Having had no leave for two years, he was permitted to take a brief visit home to the utterly pummelled Berlin.

He said: “I couldn’t take it. I was more frightened there. There was no opposition, no transport, just the bombing. My mother and father were still there and when I had to go back, my mother said ‘I suppose I’ll never see you again’.

Back in Holland in March 1945 he found his comrades decimated, but reassembled by an SS officer in an area of farmland.

Fritz said: “A farmer asked ‘do you want to fight or do you want to stay in this cellar?’ Six of us went down there.

“The next day we were handed to a Polish regiment.

“When you became a paratrooper you were given a ‘knife of honour’ which attached at your leg which you should never sharpen.

“The man next to me had his knife taken off him by a Polish soldier who tested the edge for a moment and then stabbed him in the gut.

“He bled to death in front of me.

“The soldier then took my knife and again tested the edge – my hair stood on end. They must have known the rules. I wasn’t stabbed because mine hadn’t been sharpened. It was too blunt.”

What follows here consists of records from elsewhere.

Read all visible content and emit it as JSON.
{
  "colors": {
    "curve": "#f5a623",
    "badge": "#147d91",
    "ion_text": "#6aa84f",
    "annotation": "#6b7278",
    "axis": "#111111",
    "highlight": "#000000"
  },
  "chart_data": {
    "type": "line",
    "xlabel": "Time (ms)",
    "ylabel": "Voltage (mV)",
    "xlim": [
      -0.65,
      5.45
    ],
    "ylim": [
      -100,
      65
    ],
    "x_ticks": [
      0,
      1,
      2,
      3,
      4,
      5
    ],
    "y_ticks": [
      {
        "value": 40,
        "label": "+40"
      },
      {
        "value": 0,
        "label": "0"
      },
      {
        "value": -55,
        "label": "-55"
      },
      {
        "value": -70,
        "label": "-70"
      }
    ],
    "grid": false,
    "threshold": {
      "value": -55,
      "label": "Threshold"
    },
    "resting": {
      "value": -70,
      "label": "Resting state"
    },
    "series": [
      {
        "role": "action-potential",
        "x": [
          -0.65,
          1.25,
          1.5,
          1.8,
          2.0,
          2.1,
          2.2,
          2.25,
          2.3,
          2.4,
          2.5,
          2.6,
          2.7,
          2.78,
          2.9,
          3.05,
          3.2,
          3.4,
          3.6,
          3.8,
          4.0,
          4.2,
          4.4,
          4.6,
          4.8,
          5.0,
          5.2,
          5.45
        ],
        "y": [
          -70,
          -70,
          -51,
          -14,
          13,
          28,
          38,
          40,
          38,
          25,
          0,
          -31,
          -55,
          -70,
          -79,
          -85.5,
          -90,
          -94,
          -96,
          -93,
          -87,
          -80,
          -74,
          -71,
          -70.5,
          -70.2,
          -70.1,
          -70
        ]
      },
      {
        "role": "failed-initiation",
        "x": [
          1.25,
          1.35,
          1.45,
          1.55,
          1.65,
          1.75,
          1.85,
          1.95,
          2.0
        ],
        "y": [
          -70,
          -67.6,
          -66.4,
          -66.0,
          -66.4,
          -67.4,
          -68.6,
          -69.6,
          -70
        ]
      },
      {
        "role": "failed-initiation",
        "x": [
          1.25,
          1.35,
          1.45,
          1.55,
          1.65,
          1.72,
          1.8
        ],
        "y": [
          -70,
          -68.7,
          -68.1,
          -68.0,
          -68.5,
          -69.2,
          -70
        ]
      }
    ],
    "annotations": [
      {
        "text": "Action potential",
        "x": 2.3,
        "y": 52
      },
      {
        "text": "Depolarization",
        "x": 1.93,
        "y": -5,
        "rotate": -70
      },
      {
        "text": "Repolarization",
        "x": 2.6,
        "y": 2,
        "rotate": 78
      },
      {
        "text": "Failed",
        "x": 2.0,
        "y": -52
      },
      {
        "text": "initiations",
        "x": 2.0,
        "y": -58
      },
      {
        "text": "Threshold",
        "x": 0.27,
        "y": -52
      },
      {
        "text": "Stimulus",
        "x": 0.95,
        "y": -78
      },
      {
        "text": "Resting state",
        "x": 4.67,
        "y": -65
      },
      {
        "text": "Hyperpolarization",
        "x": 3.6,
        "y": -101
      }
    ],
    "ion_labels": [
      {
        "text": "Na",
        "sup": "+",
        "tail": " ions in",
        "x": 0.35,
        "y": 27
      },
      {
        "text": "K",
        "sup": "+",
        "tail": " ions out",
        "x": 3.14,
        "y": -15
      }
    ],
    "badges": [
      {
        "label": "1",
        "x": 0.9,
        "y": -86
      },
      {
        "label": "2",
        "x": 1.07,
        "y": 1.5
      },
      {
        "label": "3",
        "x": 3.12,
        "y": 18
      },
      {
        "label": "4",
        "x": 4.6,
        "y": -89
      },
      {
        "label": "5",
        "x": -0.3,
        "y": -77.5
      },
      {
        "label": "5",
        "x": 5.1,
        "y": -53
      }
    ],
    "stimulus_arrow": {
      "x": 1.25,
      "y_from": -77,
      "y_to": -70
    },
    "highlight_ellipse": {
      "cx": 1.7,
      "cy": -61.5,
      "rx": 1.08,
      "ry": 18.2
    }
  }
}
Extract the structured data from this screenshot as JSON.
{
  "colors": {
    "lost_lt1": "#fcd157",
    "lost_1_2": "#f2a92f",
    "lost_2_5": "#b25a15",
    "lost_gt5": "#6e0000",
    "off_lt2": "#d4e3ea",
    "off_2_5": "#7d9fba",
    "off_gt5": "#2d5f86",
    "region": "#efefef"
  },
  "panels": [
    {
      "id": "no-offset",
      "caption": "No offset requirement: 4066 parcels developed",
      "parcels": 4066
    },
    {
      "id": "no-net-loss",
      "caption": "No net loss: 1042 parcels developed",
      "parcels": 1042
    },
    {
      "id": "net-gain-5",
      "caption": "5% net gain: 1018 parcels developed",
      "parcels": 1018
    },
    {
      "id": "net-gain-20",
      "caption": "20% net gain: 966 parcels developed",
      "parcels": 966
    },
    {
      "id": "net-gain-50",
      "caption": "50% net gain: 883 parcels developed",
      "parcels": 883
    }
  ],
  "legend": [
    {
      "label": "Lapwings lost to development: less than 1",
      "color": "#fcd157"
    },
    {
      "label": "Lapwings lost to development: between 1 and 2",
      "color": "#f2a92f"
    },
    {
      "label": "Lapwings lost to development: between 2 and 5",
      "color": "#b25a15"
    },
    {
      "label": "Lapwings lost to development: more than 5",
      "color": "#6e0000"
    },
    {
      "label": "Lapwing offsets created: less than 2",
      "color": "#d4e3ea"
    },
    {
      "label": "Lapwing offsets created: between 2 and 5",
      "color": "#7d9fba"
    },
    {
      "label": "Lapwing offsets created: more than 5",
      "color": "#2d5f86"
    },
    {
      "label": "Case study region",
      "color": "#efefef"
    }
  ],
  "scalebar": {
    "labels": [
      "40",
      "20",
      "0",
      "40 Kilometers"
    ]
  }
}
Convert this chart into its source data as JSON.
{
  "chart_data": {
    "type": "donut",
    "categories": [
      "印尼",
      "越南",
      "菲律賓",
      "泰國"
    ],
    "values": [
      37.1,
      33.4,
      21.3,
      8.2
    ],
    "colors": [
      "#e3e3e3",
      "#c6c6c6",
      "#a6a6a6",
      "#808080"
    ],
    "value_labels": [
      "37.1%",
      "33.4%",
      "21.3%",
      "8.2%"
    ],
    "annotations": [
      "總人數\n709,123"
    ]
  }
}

After being held in barbed wire compounds Fritz was taken to Kempton Park in London prior to redistribution around the country, and it was in Huddersfield that he was first exposed to the simple civility which made him feel he could make a home.

The war ended and they could request leave from the Stirley Hill camp, but were still identified as prisoners of war.

He said: “We had a sergeant who made it very clear – ‘I will look after you if you look after me’.

“As we were working we used to keep a lookout for military cars and warn them so they could hide their girlfriends!

“We could go to church and we could fraternise. We had great respect for each other.”

Fritz first worked at Bottomley Ironworks in Holmfirth by the end of 1945 and later at ICI and in the 1950s Hopkinsons, where his interpretation skills became important in the operation of German-built machinery.

Having met her on walks in the park, he married his beloved Vesta, a secretary at Brook Motors, in 1949 and had two children, Karen and Mark.

He had been initially cautious not to be seen in the day with her for fear of a negative reaction, but despite the initial reservations, her father eventually accepted him.

Next to him on Fritz’s wedding day was his best man, Ronald Gledhill, a firm friend who like many new acquaintances got to know the man and not the prisoner of war.

Vesta sadly died two years ago, as they approached their 60th anniversary.

But for the faint hint of his native German accent you would swear Fritz Polzin was Huddersfield born and bred.

He has befriended scores of British Army veterans over the decades, and still sees members of a Polish veterans group.

After much urging from his family, he has put pen to paper to document his astonishing life story, from growing up under the Third Reich to settling in Yorkshire.

At a time when some politicians argue about the nature of Britishness, for Fritz it was typified by the civility and kindness that looked past the uniform he once wore.